Aviso: si piensas ver ‘El rey león’ dentro de poco salta hasta el apartado “Un abismo evolutivo”.
Enrique Bajo.
“Cambiar es bueno”.
“Sí, pero no es fácil”.
El pasado 19 de julio y 25 años después de que Disney presentase al mundo al mejor villano de la historia de la animación, nos maravillara con uno de sus trabajos más exquisitos tanto nivel guionístico como audiovisual, y nos machacara con una de sus muertes más duras, la vieja fábrica de sueños —ahora con una nueva sección, El engendro de los remakes— se preparaba a hacer caja aferrándose, una vez más, a la infalible y cada día más sobreexplotada fórmula de la nostalgia en formato Live Action. Y lo hacía, además, con el reto de doblar en afluencia y multiplicar los beneficios de lo ya conseguido en otoño de 1994.
Pues ¿cuál de los ahora padres (y tíos) que sucumbieron embobados al Nants ingonyama (o ‘Ahh cigüeñá!’, según barrios), se permitiría caer en el sacrilegio de privar a su prole de adentrarse, entre palomitas, en el reino de Mufasa, el cementerio de elefantes y el paraíso perdido de Pumba y Timón… ahora recreados en carne, hueso e inmejorable fotorrealismo?
De adaptación, no obstante y por más que arrastre ese sobrenombre, la película tiene poco. ‘Calco tecnológico’ sería una descripción más acertada. Sin embargo, en las pocas licencias que se permitió Jeff Nathanson, el elegido para reescribir el guión original, sí que se atrevió con una osadía a modo de extirpación imperdonable.
De entre las diversos consejos y enseñanzas que traía consigo El rey león, Nathanson optó por obviar la que daba razón de ser y apertura al tercer acto, la que motivaba el regreso de Simba a las tierras de su padre (ahora en poder de Scar) y, nada más y nada menos, la que devolvía el espíritu y el carácter de héroe a un personaje que deambulaba perdido casi desde el comienzo del metraje.
Aquel diálogo magnífico, aquel bastonazo sin piedad de Rafiki seguido de un no menos burlón “¡No importa, está en el pasado!” y que daba pie entonces a la breve pero esencial charla entre primate y felino y que hacía entender a un Simba sincrético que había llegado la hora de enfrentarse al fantasma de su pasado.

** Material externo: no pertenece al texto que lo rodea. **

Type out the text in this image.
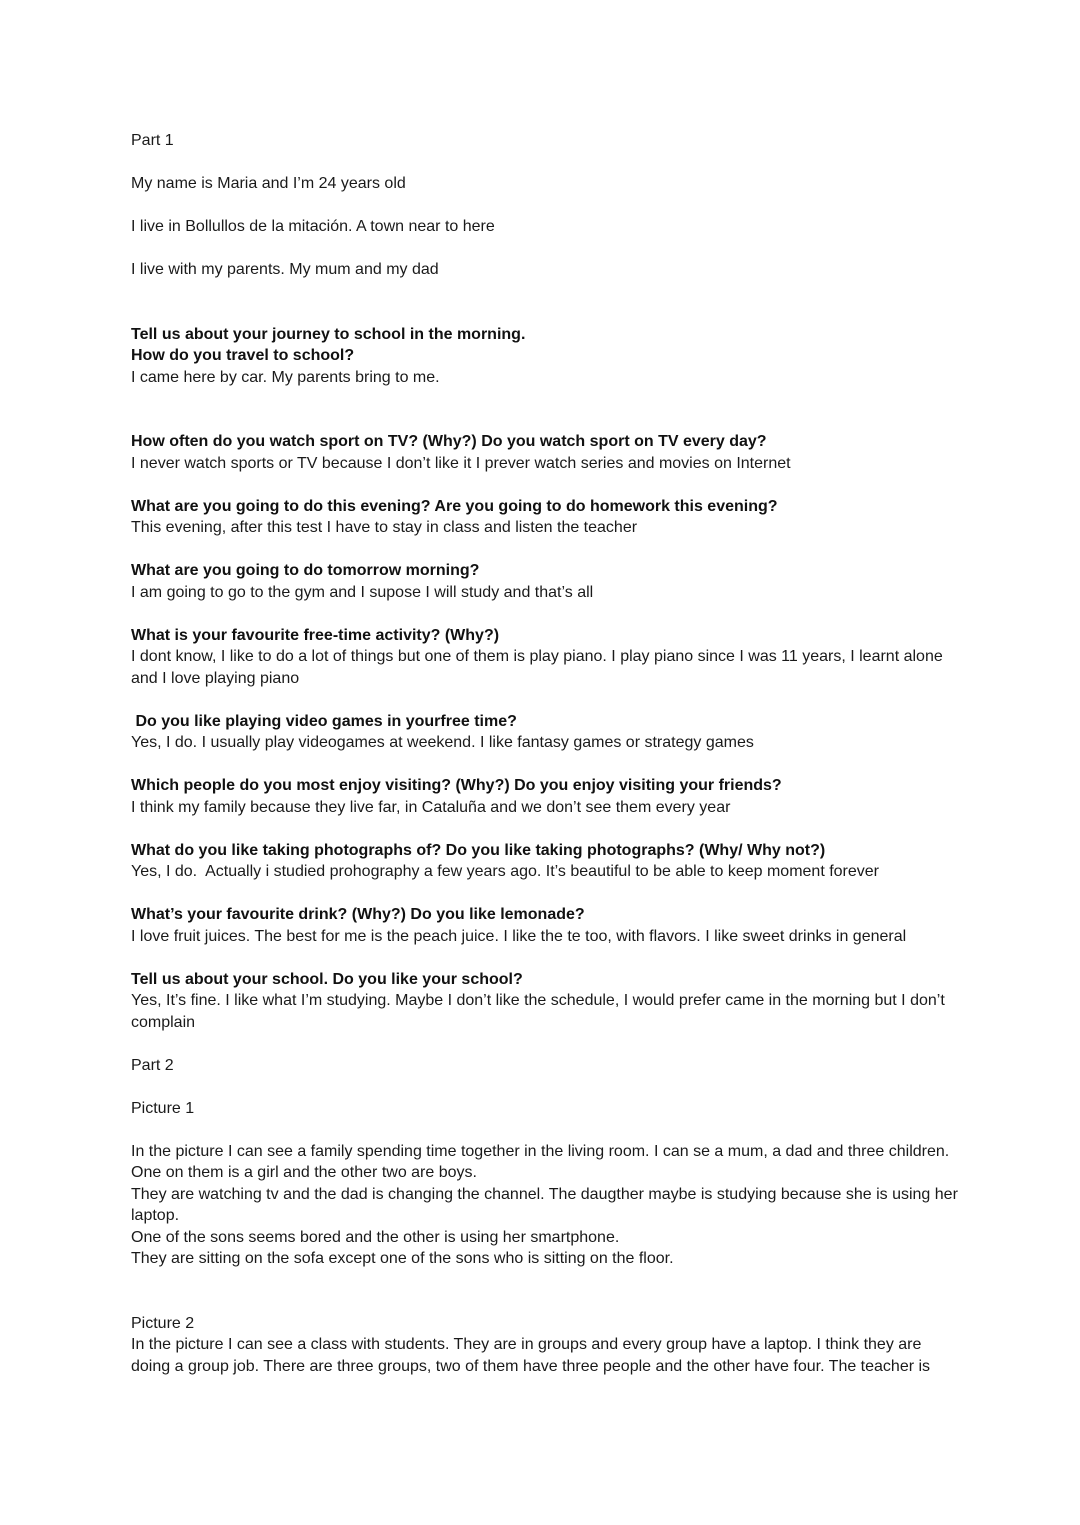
Part 1

My name is Maria and I’m 24 years old

I live in Bollullos de la mitación. A town near to here

I live with my parents. My mum and my dad

Tell us about your journey to school in the morning.

How do you travel to school?

I came here by car. My parents bring to me.

How often do you watch sport on TV? (Why?) Do you watch sport on TV every day?

I never watch sports or TV because I don’t like it I prever watch series and movies on Internet

What are you going to do this evening? Are you going to do homework this evening?

This evening, after this test I have to stay in class and listen the teacher

What are you going to do tomorrow morning?

I am going to go to the gym and I supose I will study and that’s all

What is your favourite free-time activity? (Why?)

I dont know, I like to do a lot of things but one of them is play piano. I play piano since I was 11 years, I learnt alone and I love playing piano

Do you like playing video games in yourfree time?

Yes, I do. I usually play videogames at weekend. I like fantasy games or strategy games

Which people do you most enjoy visiting? (Why?) Do you enjoy visiting your friends?

I think my family because they live far, in Cataluña and we don’t see them every year

What do you like taking photographs of? Do you like taking photographs? (Why/ Why not?)

Yes, I do.  Actually i studied prohography a few years ago. It’s beautiful to be able to keep moment forever

What’s your favourite drink? (Why?) Do you like lemonade?

I love fruit juices. The best for me is the peach juice. I like the te too, with flavors. I like sweet drinks in general

Tell us about your school. Do you like your school?

Yes, It’s fine. I like what I’m studying. Maybe I don’t like the schedule, I would prefer came in the morning but I don’t complain

Part 2

Picture 1

In the picture I can see a family spending time together in the living room. I can se a mum, a dad and three children. One on them is a girl and the other two are boys.

They are watching tv and the dad is changing the channel. The daugther maybe is studying because she is using her laptop.

One of the sons seems bored and the other is using her smartphone.

They are sitting on the sofa except one of the sons who is sitting on the floor.

Picture 2

In the picture I can see a class with students. They are in groups and every group have a laptop. I think they are doing a group job. There are three groups, two of them have three people and the other have four. The teacher is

Pues, queridos lectores, escena borrada. Eliminada. Caput. Un pecado, como digo, garrafal e intolerable por dos razones. En primer lugar, por la escena en sí misma: divertida, pedagógica y genial. Y en segundo porque, un cuarto de siglo después, la moraleja sigue estando totalmente viva.
Un abismo evolutivo
Cambiar, a menudo, puede ser algo bueno. Pero no cambiar por cambiar como acción caprichosa y arbitraria; sino como reacción a un cambio anterior en el entorno que exige o aconseja el nuestro, casi a modo de adaptación darwiniana.
Pero el joven y desorientado Simba tenía razón. Y ni El rey león de 2019 ni siquiera ventilarse ¿Quién se ha llevado mi queso? en compañía de un buen ramillete de San Isidros pueden remediarlo en ocasiones: cambiar, por más que uno quiera, por más que uno lo intente, por más que uno lo ansíe con todo su ser, no siempre es fácil.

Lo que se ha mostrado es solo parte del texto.